Katholische Kirche will Wiederverheiratete nicht mehr automatisch kündigen

06. Mai 2015 - 16:51 Uhr

Scheidung und erneute standesamtliche Heirat soll in katholischen Krankenhäusern, Kindergärten oder Schulen in Deutschland nur noch in Ausnahmefällen ein Kündigungsgrund sein. Das haben die katholischen Bischöfe jetzt mit einer Änderung des kirchlichen Arbeitsrechts beschlossen. Auch das Eingehen einer eingetragenen Lebenspartnerschaft besitze "nur in Ausnahmefällen Kündigungsrelevanz", teilte die Bischofskonferenz mit.

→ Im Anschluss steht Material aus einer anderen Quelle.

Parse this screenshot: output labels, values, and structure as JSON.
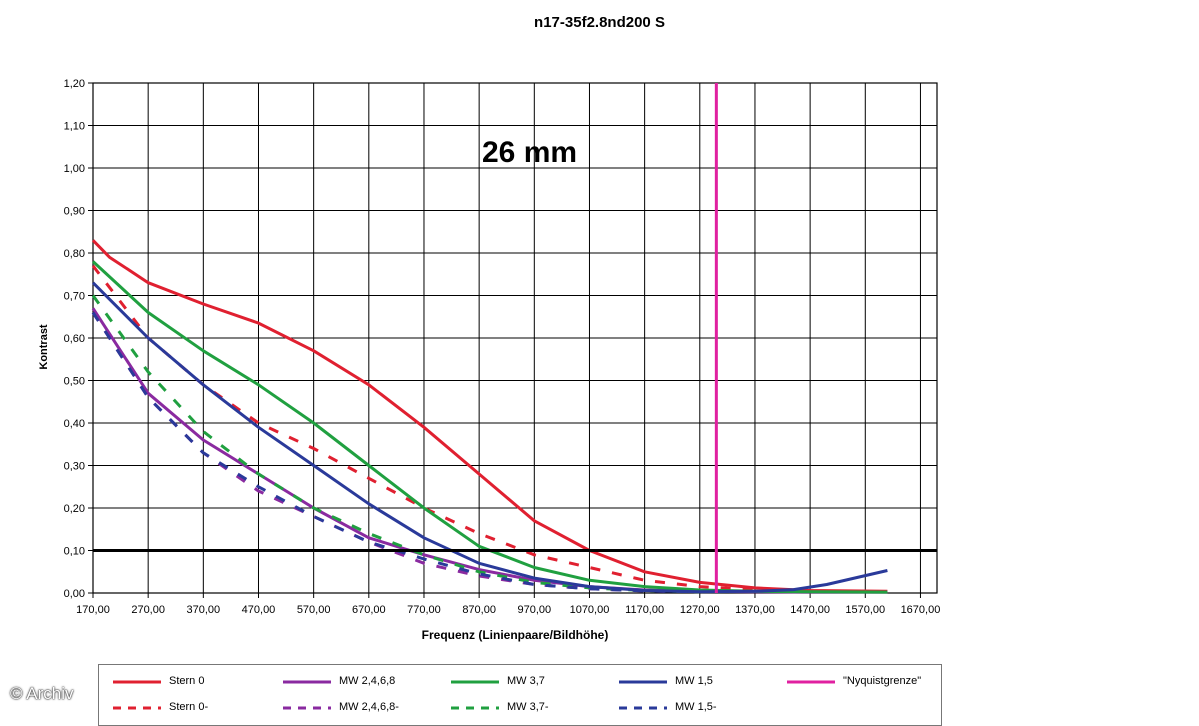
{
  "chart_data": {
    "type": "line",
    "title": "n17-35f2.8nd200 S",
    "annotation": "26 mm",
    "xlabel": "Frequenz (Linienpaare/Bildhöhe)",
    "ylabel": "Kontrast",
    "xlim": [
      170,
      1700
    ],
    "ylim": [
      0,
      1.2
    ],
    "xticks": [
      "170,00",
      "270,00",
      "370,00",
      "470,00",
      "570,00",
      "670,00",
      "770,00",
      "870,00",
      "970,00",
      "1070,00",
      "1170,00",
      "1270,00",
      "1370,00",
      "1470,00",
      "1570,00",
      "1670,00"
    ],
    "yticks": [
      "0,00",
      "0,10",
      "0,20",
      "0,30",
      "0,40",
      "0,50",
      "0,60",
      "0,70",
      "0,80",
      "0,90",
      "1,00",
      "1,10",
      "1,20"
    ],
    "grid": true,
    "legend_position": "bottom",
    "reference_lines": [
      {
        "type": "horizontal",
        "y": 0.1,
        "color": "#000000"
      },
      {
        "type": "vertical",
        "x": 1300,
        "name": "\"Nyquistgrenze\"",
        "color": "#e020a0"
      }
    ],
    "series": [
      {
        "name": "Stern 0",
        "color": "#e02030",
        "style": "solid",
        "x": [
          170,
          200,
          270,
          370,
          470,
          570,
          670,
          770,
          870,
          970,
          1070,
          1170,
          1270,
          1370,
          1470,
          1610
        ],
        "y": [
          0.83,
          0.79,
          0.73,
          0.68,
          0.635,
          0.57,
          0.49,
          0.39,
          0.28,
          0.17,
          0.1,
          0.05,
          0.025,
          0.012,
          0.006,
          0.004
        ]
      },
      {
        "name": "Stern 0-",
        "color": "#e02030",
        "style": "dashed",
        "x": [
          170,
          270,
          370,
          470,
          570,
          670,
          770,
          870,
          970,
          1070,
          1170,
          1270,
          1370,
          1470
        ],
        "y": [
          0.77,
          0.6,
          0.49,
          0.4,
          0.34,
          0.27,
          0.2,
          0.14,
          0.09,
          0.06,
          0.03,
          0.015,
          0.008,
          0.004
        ]
      },
      {
        "name": "MW 2,4,6,8",
        "color": "#8a2aa0",
        "style": "solid",
        "x": [
          170,
          270,
          370,
          470,
          570,
          670,
          770,
          870,
          970,
          1070,
          1170,
          1270,
          1370,
          1470,
          1610
        ],
        "y": [
          0.67,
          0.47,
          0.36,
          0.28,
          0.2,
          0.13,
          0.09,
          0.055,
          0.03,
          0.015,
          0.007,
          0.004,
          0.003,
          0.002,
          0.002
        ]
      },
      {
        "name": "MW 2,4,6,8-",
        "color": "#8a2aa0",
        "style": "dashed",
        "x": [
          170,
          270,
          370,
          470,
          570,
          670,
          770,
          870,
          970,
          1070,
          1170,
          1270
        ],
        "y": [
          0.66,
          0.46,
          0.33,
          0.24,
          0.18,
          0.12,
          0.07,
          0.04,
          0.02,
          0.01,
          0.005,
          0.003
        ]
      },
      {
        "name": "MW 3,7",
        "color": "#20a040",
        "style": "solid",
        "x": [
          170,
          270,
          370,
          470,
          570,
          670,
          770,
          870,
          970,
          1070,
          1170,
          1270,
          1370,
          1470,
          1610
        ],
        "y": [
          0.78,
          0.66,
          0.57,
          0.49,
          0.4,
          0.3,
          0.2,
          0.11,
          0.06,
          0.03,
          0.015,
          0.007,
          0.004,
          0.003,
          0.002
        ]
      },
      {
        "name": "MW 3,7-",
        "color": "#20a040",
        "style": "dashed",
        "x": [
          170,
          270,
          370,
          470,
          570,
          670,
          770,
          870,
          970,
          1070,
          1170,
          1270
        ],
        "y": [
          0.7,
          0.52,
          0.38,
          0.28,
          0.2,
          0.14,
          0.09,
          0.05,
          0.025,
          0.012,
          0.006,
          0.003
        ]
      },
      {
        "name": "MW 1,5",
        "color": "#2a3a9a",
        "style": "solid",
        "x": [
          170,
          270,
          370,
          470,
          570,
          670,
          770,
          870,
          970,
          1070,
          1170,
          1270,
          1370,
          1440,
          1500,
          1610
        ],
        "y": [
          0.73,
          0.6,
          0.49,
          0.39,
          0.3,
          0.21,
          0.13,
          0.07,
          0.035,
          0.015,
          0.006,
          0.003,
          0.004,
          0.008,
          0.02,
          0.053
        ]
      },
      {
        "name": "MW 1,5-",
        "color": "#2a3a9a",
        "style": "dashed",
        "x": [
          170,
          270,
          370,
          470,
          570,
          670,
          770,
          870,
          970,
          1070,
          1170,
          1270
        ],
        "y": [
          0.66,
          0.46,
          0.33,
          0.25,
          0.18,
          0.12,
          0.08,
          0.045,
          0.02,
          0.01,
          0.005,
          0.003
        ]
      }
    ]
  },
  "legend": [
    {
      "label": "Stern 0",
      "color": "#e02030",
      "style": "solid"
    },
    {
      "label": "MW 2,4,6,8",
      "color": "#8a2aa0",
      "style": "solid"
    },
    {
      "label": "MW 3,7",
      "color": "#20a040",
      "style": "solid"
    },
    {
      "label": "MW 1,5",
      "color": "#2a3a9a",
      "style": "solid"
    },
    {
      "label": "\"Nyquistgrenze\"",
      "color": "#e020a0",
      "style": "solid"
    },
    {
      "label": "Stern 0-",
      "color": "#e02030",
      "style": "dashed"
    },
    {
      "label": "MW 2,4,6,8-",
      "color": "#8a2aa0",
      "style": "dashed"
    },
    {
      "label": "MW 3,7-",
      "color": "#20a040",
      "style": "dashed"
    },
    {
      "label": "MW 1,5-",
      "color": "#2a3a9a",
      "style": "dashed"
    }
  ],
  "copyright": "© Archiv"
}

Eine erneute Ehe oder eine Lebenspartnerschaft seien bei katholischen Mitarbeitern nur dann ein Kündigungsgrund, wenn sie ein «erhebliches Ärgernis in der Dienstgemeinschaft» seien und die Glaubwürdigkeit der Kirche beeinträchtigten. Das kirchliche Arbeitsrecht "kennt keine Kündigungsautomatismen", versicherten die Bischöfe. Die Kündigung von wiederverheirateten Mitarbeitern katholischer Einrichtungen hatte immer wieder zu langwierigen Prozessen bis vor das Bundesverfassungsgericht geführt. Mit der Neufassung werde das kirchliche Arbeitsrecht an die vielfältigen Änderungen in Rechtsprechung und Gesellschaft angepasst, teilten die Bischöfe mit. Im engeren kirchlichen Dienst - dazu gehören Mitarbeiter, die pastoral, katechetisch oder aufgrund einer bischöflichen Beauftragung tätig sind - gebe es aber erhöhte Loyalitätserwartungen. Hier bleibe es im Wesentlichen bei der bisherigen Rechtslage. Um eine einheitliche Anwendung der neuen Regeln sicherzustellen, sollen in den Diözesen zentrale Stellen geschaffen werden, die vor einer Kündigung konsultiert werden sollen.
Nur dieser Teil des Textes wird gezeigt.